Supercharging Data-Science in the Cloud
Supercharging Data-Science in the Cloud
International Computer Scientists and leading Technologists gather in Wellington to discuss the future of Supercomputing.
Multicore World 2016 – 15 -16 -17 February, Wellington.
Some of the most recognised authorities in computing are converging in Wellington for the 5th Multicore World. A computer conference about the formula-one, or high-performance, aspects of computer systems. The conference aims to advance all aspects of multicore and many-core technology.
At the heart of every computer is a Processing
Unit, often called a Core.
Today’s computers, especially any mobile phone contain many of these Cores. They enable your smartphone to do many things at once- in parallel. If you have spoken to a virtual assistant like Siri, played a game, or posted a photo to Facebook you have used hundreds of these Cores in a blink of an eye. The technique used at Facebook to recognise the faces of your friends and family need the raw computing power of many Cores. Speech recognition and techniques called Machine Learning all use many cores to be practical.
Supercomputers give us the ability to analyse
massive volumes of data and are becoming more common in this
era of “data deluge”.
Due to lowering costs and the energy efficiency required for mobile phones and Cloud Computing, high-performance computing (HPC) is becoming accessible to general business, science and government. Writing software that takes advantage of the computing requires very specialised knowledge. A focus of the Multicore World 2016 conference aims discussion around ideas to reduce this barrier. To make the technology more accessible to a wider community of software developers and scientists.
It turns out New Zealand is an
epicentre for HPC efforts and entrepreneurs.
New Zealand universities and companies are contributing to the Square Kilometer Array (SKA) Supercomputer designs. Expatriate Uruguayan, Nicolás Erdödy says looking into deep space "requires an enormous amount of computing power." Erdödy is the driving force behind the Multicore World series and founder of Open Parallel. Every year has been able to attract world class speakers to the conference. That includes many people involved with the SKA project. Open Parallel is leading efforts to help foster the wider adoption of HPC. The company contributes to the designs of the software platform for the SKA project. They are aiming to help build and commercialise software required for these Supercomputers.
The SKA project presents a
once in a generation opportunity for New
Erdödy says that “it is not often that New Zealand has the chance to play an important part of the design of a Big Science project” -which already involves a dozen countries. The benefits are way beyond just the science applications. Fonterra for instance could improve production costs "just by using new software techniques to optimise milk production patterns" suggests Erdödy. The hope is building a stronger community around HPC will spill-over into economic benefit for the country. The Director of AUT’s High Performance Computing Research Laboratory, Dr Andrew Ensor concurs, “We’re pushing the envelope of what is possible with computing and that will have economic benefit.” Multicore World is a leading part of this broader ambition and it is paying dividends.
American expatriate Alex St John attributes the insight for his latest technology invention directly to working with Open Parallel and AUT on the SKA project. St John, a pioneer in the computer games market and inventor of Microsoft’s DirectX system, says “It’s hard to beat hanging around with brilliant engineers, astrophysicists and mathematicians for a week.” As a result St John co-founded Nyriad with Matthew Simmons -having both meet at Multicore World 2014. Nyriad is on track to become a global player in the Big-Data computing market.
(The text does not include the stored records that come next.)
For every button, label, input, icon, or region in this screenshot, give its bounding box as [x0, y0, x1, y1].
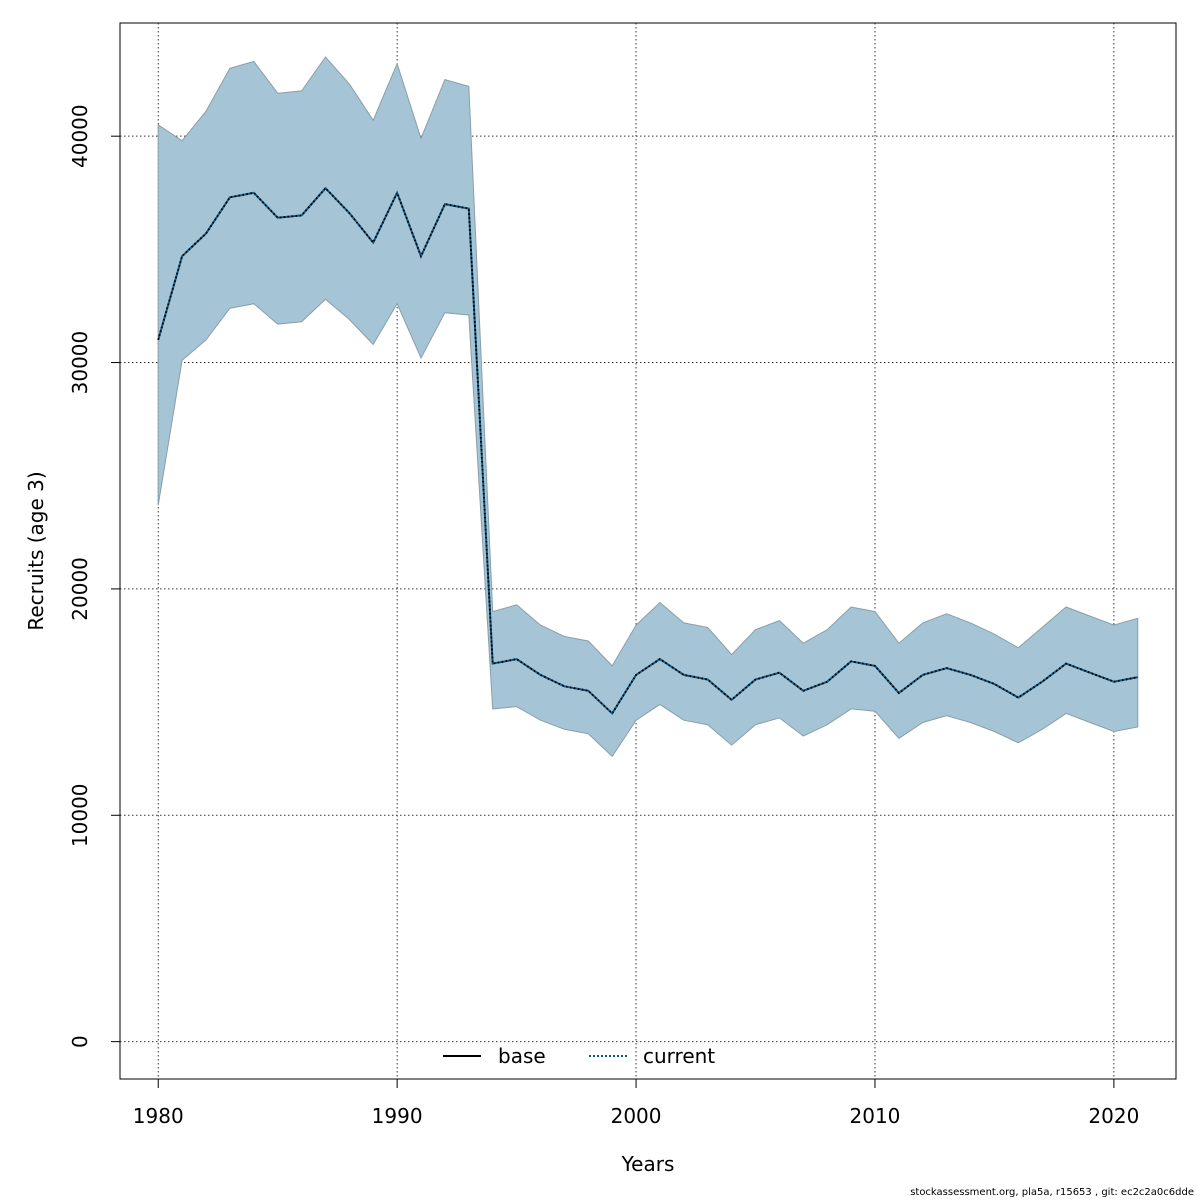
legend: base current [443, 1044, 715, 1068]
footer-credit: stockassessment.org, pla5a, r15653 , git… [910, 1187, 1194, 1198]
y-tick-label: 40000 [68, 104, 92, 168]
y-axis-label: Recruits (age 3) [24, 471, 48, 630]
x-axis: 1980 1990 2000 2010 2020 [133, 1079, 1139, 1128]
y-tick-label: 30000 [68, 331, 92, 395]
series-line-current [157, 186, 1138, 715]
y-tick-label: 20000 [68, 557, 92, 621]
series-line-base [157, 186, 1138, 715]
legend-label-current: current [643, 1044, 715, 1068]
legend-label-base: base [498, 1044, 546, 1068]
y-axis: 0 10000 20000 30000 40000 [68, 104, 120, 1048]
y-tick-label: 0 [68, 1035, 92, 1048]
x-tick-label: 1980 [133, 1104, 184, 1128]
x-tick-label: 2010 [850, 1104, 901, 1128]
x-axis-label: Years [621, 1152, 675, 1176]
confidence-band [157, 56, 1139, 758]
x-tick-label: 2000 [611, 1104, 662, 1128]
x-tick-label: 1990 [372, 1104, 423, 1128]
y-tick-label: 10000 [68, 783, 92, 847]
plot-frame [119, 22, 1177, 1080]
x-tick-label: 2020 [1088, 1104, 1139, 1128]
Entrepreneur and technology investor Scott Houston now sits on the board of Nyriad. Houston founded GreenButton, a New Zealand HPC success story. Acquired by Microsoft in 2014, Houston has been impressed with the conference -having attended and supported many of the prior editions. According to Houston it is unique to have “the industry’s most influential leaders arriving right at our doorstep.” The future of IT, according to Houston therefore “lies in understanding, developing and supporting scalable technology that harnesses the latest Multicore technologies.”
That future is rapidly approaching in the form of Artificial Intelligence. A leading example of that future comes from the mind of New Zealander Shane Legg. Legg is the co founder of DeepMind (acquired by Google in 2014) a company specialising in Artificial Intelligence research and applications. If you use Google’s services you’ve already used the work of Legg and his team. The training of DeepMinds advanced computer algorithms requires specialised many-core processors.
Organised every year by Open Parallel since 2012, Multicore World takes the pulse of the global HPC ecosystem. Sessions cover latest developments in software and hardware, applications and the businesses behind high-performance computing. The Multicore World 2016 conference puts Wellington and New Zealand at the centre of these technology advancements.